Leitura em voz alta

Um homem anda pela rua com um livro aberto numa mão, um saco de supermercado na outra e um lápis na boca. À medida que avança pelo passeio, lê o livro em voz alta mas não se percebem as palavras porque tem o lápis na boca. De vinte em vinte metros pára para tomar notas nas margens.

A vírgula

Já todos experimentámos a sensação irritante de nos corrigirem a gramática quando não há rigorosamente nada a corrigir. Claro, tudo que nos resta é fazer um sorriso amarelo tipo já-percebi-a-ideia mas que bem pode passar por ligeira demonstração de embaraço. A situação mas típica acontece ao fazer-se um qualquer pedido. Começar-se o fatídico pedido pelo pretérito imperfeito do indicativo pode desencadear (e muitas vezes desencadeia) bizarras associações linguístico-humorísticas no nosso interlocutor. Mal um pobre desgraçado se atreve a usar a língua portuguesa e a dizer "queria", do outro lado se ouve prontamente em voz de falsete: "queria ou quer?"

Uma pessoa respira fundo mas corrige, claro. E por duas ordens de razões: (1) quer despachar o assunto com brevidade e (2) não quer passar pela maçada de explicar o conceito de modalidade em meia dúzia de palavras, o que, além disso, podia ser entendido como uma demonstração arrogante de paternalismo e falta de poder de encaixe. Concedo que o assunto já terá sido tratado em maior profundidade e melhor estilo numa qualquer coluna de jornal. Com toda a certeza, o tema já terá sido mastigado pelo Miguel Esteves Cardoso (aliás, MEC) numa daquela crónicas em que prazenteiramente malha nas subtilezas da portugalidade (enfim, não faço a mais pequena ideia mas admito que sim).
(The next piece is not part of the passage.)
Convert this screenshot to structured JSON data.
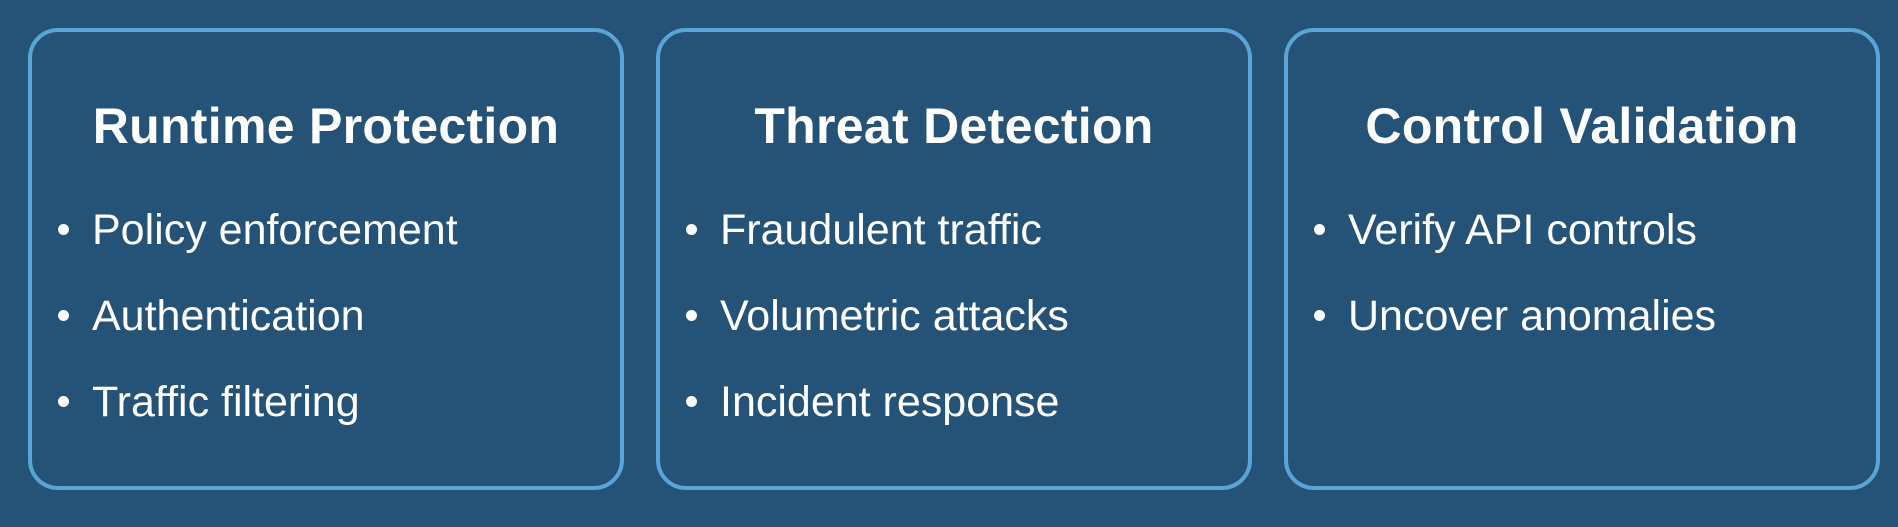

O que me leva a remoer o assunto são aquelas pessoas que, tendo a obrigação profissional ou quase de saber um nada mais sobre os formalismos da língua, levam o horrível hábito da hipercorrecção a territórios nunca dantes explorados. E compliquem o que é simples. Aqui há uns dias fui corrigido. Eis o que estava em causa: uma vírgula. Infeliz e desnecessariamente, aquilo afectou-me e pôs em causa toda uma visão do mundo laboriosamente construída ao longo de mais de duas décadas. Dúvidas quase existenciais ocuparam-me o pensamento durante horas a fio: as orações subordinadas em posição tópica seriam ou não seguidas de vírgula? Mas seria a oração realmente subordinada? O conector inicial podia, de alguma maneira, iluminar o problema?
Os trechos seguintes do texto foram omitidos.